The U.S. Supreme Court has agreed to accept three important religious-liberty cases. No rulings are expected before next spring.

Two of the cases deal with the constitutionality of posting copies of the Ten Commandments on public property. Those opposed to such displays maintain that it is wrong for the government to sponsor any religious display. Those who favor such displays say it is simply part of our religious heritage and is no more unconstitutional than having “In God We Trust” on our coins.

There are approximately 4,000 Ten Commandment monuments in the United States. Most of them were donated by the Fraternal Order of Eagles in the 1950s and 1960s. At issue is whether the Supreme Court will require such symbols to be surrounded by purely secular symbols, as it does with regard to Nativity scenes at Christmastime.

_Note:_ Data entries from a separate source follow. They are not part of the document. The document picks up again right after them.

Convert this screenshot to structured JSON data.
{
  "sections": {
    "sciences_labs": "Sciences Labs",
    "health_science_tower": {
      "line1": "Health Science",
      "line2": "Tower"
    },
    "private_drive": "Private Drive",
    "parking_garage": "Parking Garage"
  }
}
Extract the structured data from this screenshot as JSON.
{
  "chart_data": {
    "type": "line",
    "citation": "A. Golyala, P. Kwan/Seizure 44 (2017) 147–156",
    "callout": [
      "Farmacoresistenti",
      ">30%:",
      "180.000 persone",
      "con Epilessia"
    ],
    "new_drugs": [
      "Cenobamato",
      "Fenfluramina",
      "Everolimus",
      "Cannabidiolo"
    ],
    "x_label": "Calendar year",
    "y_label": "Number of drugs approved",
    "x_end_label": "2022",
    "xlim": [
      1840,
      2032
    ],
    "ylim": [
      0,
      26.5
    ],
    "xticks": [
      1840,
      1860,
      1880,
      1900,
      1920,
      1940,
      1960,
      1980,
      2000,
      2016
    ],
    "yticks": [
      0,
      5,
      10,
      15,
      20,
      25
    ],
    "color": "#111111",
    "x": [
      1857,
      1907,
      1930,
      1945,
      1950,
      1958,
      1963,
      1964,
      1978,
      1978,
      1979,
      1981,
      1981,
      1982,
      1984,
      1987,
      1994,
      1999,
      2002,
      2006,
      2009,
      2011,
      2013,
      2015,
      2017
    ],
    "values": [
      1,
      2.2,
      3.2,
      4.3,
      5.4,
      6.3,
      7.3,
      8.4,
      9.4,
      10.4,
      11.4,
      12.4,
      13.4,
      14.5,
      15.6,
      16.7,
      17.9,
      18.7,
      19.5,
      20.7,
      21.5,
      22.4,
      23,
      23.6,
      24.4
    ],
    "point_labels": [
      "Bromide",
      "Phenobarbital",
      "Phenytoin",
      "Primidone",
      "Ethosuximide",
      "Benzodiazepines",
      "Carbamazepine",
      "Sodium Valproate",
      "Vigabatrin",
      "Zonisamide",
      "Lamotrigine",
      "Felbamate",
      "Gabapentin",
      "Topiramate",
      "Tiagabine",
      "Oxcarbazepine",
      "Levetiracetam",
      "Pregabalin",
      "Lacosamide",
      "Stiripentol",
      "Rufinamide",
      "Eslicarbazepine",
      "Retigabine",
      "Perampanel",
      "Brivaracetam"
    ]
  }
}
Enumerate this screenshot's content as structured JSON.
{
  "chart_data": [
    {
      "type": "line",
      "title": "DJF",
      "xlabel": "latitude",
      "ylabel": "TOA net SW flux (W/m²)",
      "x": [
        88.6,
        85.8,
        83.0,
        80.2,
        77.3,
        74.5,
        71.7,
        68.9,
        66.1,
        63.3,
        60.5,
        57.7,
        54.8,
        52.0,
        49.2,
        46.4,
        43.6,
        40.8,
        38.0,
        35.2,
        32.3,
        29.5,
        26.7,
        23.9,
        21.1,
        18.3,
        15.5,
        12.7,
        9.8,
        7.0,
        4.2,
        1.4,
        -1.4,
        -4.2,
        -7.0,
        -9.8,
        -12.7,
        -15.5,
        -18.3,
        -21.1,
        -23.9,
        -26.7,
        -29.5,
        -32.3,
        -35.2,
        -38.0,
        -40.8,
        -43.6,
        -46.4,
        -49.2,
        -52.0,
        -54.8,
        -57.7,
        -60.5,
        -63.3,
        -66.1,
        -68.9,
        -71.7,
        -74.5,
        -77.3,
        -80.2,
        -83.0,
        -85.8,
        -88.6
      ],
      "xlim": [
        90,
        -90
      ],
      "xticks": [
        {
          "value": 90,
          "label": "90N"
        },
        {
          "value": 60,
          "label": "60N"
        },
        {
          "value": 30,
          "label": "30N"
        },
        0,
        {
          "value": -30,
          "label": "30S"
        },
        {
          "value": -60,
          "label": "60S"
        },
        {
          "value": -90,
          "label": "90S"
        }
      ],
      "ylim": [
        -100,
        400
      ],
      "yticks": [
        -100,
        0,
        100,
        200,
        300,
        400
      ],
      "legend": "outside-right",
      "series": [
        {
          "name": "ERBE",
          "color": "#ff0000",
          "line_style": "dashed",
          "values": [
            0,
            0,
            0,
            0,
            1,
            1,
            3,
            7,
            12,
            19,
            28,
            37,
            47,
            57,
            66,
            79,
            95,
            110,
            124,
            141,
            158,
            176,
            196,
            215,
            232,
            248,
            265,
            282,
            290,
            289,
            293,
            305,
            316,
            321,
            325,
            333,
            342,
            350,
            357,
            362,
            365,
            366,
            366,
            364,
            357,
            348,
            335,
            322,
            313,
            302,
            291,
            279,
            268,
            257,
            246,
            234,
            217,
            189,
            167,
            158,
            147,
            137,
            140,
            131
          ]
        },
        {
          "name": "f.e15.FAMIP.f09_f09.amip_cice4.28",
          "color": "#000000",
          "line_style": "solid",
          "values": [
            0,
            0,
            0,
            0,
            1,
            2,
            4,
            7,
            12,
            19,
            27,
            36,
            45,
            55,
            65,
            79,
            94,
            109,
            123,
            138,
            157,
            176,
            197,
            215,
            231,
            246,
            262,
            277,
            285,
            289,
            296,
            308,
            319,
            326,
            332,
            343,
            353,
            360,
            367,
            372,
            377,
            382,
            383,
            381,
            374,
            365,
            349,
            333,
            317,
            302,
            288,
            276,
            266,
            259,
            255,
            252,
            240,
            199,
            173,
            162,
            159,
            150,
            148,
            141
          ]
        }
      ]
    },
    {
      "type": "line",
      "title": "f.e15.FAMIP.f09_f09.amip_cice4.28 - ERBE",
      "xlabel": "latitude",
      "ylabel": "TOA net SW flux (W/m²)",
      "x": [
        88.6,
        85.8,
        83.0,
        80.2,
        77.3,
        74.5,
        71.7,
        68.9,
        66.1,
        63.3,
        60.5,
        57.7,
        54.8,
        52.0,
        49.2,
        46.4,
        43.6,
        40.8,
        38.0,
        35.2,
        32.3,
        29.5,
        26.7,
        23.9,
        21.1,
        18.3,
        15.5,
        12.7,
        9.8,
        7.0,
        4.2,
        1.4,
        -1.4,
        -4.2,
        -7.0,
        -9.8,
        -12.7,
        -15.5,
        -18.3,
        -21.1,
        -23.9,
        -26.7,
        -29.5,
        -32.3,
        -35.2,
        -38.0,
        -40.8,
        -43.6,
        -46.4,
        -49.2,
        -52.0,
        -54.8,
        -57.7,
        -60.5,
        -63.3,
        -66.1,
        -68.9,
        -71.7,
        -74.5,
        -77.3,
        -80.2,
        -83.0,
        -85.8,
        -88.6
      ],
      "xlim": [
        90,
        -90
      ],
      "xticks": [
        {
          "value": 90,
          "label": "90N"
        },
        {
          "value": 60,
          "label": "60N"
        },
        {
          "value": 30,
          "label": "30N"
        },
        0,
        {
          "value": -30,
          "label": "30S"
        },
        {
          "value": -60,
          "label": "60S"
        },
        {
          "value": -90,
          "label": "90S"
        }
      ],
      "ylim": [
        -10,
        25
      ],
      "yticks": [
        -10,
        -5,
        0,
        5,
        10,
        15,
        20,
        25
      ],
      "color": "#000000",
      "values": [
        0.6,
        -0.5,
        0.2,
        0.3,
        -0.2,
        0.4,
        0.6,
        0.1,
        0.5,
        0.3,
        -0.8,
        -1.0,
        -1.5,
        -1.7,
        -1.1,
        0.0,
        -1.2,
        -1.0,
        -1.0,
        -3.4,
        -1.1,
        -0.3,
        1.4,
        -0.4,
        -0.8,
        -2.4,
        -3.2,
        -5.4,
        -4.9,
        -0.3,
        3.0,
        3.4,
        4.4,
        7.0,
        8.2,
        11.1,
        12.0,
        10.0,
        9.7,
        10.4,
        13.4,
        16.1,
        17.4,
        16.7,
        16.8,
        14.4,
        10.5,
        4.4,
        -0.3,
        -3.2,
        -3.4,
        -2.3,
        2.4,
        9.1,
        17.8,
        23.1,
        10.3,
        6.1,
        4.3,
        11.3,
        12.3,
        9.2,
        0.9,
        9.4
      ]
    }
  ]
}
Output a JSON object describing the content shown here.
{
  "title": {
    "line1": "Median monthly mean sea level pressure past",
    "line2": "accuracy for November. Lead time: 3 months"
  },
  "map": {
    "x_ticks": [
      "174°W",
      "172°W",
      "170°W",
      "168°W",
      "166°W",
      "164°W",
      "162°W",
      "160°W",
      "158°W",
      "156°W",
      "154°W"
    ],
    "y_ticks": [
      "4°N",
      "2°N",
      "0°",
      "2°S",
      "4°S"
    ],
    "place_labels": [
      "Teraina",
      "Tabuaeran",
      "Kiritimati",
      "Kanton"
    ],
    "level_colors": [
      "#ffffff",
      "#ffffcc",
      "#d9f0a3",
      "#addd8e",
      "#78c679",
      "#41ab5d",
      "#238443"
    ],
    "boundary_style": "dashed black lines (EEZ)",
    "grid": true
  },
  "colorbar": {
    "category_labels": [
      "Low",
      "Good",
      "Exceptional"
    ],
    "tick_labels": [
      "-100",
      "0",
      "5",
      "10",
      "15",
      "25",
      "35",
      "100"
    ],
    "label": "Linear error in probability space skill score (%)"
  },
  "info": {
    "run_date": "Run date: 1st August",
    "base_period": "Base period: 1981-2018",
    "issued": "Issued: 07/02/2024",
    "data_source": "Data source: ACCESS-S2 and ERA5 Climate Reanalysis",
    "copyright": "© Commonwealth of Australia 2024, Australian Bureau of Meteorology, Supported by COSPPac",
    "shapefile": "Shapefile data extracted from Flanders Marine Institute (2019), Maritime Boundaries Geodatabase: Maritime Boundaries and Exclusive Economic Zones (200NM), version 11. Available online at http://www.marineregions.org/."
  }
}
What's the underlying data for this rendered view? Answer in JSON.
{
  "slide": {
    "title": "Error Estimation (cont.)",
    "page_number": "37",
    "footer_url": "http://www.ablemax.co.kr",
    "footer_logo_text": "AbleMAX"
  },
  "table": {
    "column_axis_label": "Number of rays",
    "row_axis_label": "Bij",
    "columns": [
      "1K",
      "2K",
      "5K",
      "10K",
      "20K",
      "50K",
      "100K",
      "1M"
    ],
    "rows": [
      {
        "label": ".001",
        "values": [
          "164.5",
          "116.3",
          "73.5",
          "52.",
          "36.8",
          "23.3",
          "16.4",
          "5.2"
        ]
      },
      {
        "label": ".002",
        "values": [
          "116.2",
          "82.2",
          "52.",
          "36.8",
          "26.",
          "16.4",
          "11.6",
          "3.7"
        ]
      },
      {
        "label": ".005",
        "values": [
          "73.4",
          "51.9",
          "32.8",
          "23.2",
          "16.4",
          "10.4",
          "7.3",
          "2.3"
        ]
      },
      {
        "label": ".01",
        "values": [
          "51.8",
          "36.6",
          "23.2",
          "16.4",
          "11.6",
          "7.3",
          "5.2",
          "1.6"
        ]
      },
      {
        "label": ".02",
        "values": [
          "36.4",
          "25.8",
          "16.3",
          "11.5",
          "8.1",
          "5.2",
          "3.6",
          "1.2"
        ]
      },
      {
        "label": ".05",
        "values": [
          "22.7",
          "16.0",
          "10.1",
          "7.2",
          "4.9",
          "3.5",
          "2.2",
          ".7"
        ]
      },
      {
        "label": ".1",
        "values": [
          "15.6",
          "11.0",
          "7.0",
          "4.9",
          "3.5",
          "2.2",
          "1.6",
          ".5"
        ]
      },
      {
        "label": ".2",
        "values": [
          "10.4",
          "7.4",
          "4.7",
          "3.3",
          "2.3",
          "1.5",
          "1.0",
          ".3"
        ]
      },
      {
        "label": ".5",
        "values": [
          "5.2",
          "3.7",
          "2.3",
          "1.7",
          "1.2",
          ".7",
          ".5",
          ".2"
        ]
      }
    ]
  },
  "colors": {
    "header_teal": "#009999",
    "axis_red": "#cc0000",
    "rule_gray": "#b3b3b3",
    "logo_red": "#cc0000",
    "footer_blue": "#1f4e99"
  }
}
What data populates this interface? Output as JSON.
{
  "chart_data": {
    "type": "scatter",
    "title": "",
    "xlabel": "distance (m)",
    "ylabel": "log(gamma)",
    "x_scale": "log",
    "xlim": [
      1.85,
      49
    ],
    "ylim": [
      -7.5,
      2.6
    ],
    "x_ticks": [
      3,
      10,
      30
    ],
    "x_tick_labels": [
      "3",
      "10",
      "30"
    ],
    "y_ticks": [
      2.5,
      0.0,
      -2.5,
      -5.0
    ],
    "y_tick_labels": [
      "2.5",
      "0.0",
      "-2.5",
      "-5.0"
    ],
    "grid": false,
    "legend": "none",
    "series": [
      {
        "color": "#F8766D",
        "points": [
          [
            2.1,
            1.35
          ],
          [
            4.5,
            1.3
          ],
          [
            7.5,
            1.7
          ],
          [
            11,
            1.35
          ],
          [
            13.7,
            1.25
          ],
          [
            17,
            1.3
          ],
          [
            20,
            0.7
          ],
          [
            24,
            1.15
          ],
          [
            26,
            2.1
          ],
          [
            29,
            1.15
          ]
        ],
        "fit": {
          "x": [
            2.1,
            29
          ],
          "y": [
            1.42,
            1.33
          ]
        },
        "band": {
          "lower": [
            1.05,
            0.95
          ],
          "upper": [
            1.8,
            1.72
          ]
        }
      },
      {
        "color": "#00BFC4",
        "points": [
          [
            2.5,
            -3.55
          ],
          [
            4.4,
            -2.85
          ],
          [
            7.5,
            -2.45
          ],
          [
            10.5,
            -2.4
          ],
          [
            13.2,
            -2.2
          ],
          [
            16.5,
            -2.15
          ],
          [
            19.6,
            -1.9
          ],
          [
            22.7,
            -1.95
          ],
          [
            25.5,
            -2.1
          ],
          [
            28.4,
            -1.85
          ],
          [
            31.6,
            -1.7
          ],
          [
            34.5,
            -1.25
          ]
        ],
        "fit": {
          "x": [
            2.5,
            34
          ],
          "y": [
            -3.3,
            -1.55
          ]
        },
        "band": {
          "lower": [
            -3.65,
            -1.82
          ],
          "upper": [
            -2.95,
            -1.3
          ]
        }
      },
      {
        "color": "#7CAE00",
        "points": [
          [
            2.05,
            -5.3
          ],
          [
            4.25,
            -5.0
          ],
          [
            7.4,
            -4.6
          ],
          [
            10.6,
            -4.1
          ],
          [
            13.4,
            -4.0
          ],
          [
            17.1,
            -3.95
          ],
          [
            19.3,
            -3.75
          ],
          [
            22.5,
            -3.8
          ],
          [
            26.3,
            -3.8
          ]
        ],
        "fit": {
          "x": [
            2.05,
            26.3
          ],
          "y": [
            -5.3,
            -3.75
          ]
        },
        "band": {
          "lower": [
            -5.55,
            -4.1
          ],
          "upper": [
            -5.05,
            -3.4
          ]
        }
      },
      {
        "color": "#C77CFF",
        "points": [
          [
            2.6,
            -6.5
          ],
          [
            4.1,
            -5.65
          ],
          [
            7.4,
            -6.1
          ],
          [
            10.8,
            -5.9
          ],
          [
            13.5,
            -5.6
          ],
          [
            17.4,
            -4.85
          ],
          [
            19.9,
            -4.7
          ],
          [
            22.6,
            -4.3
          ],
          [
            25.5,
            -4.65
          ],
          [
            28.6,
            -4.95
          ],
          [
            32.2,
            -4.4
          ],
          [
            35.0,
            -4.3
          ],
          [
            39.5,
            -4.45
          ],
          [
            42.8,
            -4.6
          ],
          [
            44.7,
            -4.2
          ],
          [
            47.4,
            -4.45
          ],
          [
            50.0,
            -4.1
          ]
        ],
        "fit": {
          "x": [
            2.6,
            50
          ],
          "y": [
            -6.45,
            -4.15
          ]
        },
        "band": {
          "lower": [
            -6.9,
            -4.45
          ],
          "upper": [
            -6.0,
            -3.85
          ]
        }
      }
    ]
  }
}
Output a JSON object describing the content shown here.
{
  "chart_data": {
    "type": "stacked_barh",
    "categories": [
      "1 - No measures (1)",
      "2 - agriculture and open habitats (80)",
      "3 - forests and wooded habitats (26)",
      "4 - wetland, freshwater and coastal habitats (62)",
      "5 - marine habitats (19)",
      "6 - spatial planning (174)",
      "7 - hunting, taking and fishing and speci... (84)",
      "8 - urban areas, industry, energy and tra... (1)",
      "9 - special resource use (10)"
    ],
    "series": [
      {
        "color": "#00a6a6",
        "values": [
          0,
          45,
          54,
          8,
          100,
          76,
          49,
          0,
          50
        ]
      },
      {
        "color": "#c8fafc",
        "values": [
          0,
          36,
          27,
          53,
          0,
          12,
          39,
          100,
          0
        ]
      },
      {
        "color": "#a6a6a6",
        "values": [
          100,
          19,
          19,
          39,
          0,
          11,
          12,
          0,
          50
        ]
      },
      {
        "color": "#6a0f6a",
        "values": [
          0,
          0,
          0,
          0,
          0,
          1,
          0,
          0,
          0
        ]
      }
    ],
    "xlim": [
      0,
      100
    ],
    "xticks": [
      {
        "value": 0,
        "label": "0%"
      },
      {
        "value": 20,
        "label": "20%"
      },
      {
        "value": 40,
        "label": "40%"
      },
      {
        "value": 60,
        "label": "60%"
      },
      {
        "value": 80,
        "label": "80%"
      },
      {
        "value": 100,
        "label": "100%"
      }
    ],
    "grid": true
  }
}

The third case involves the right of Wiccans, Satanists and white supremacists to practice their alleged religious practices in prisons without interference by prison officials. Prison wardens say that some inmates have used their religious liberties to subvert the authority of prison guards, hence leading to institutional breakdown.

In another development, the House of Representatives passed legislation that prevents the federal courts from ruling on whether the words “under God” should be deleted from the Pledge of Allegiance. The Senate has not ruled yet on this issue.

All of which proves that when it comes to religious liberty, all eyes are on the courts.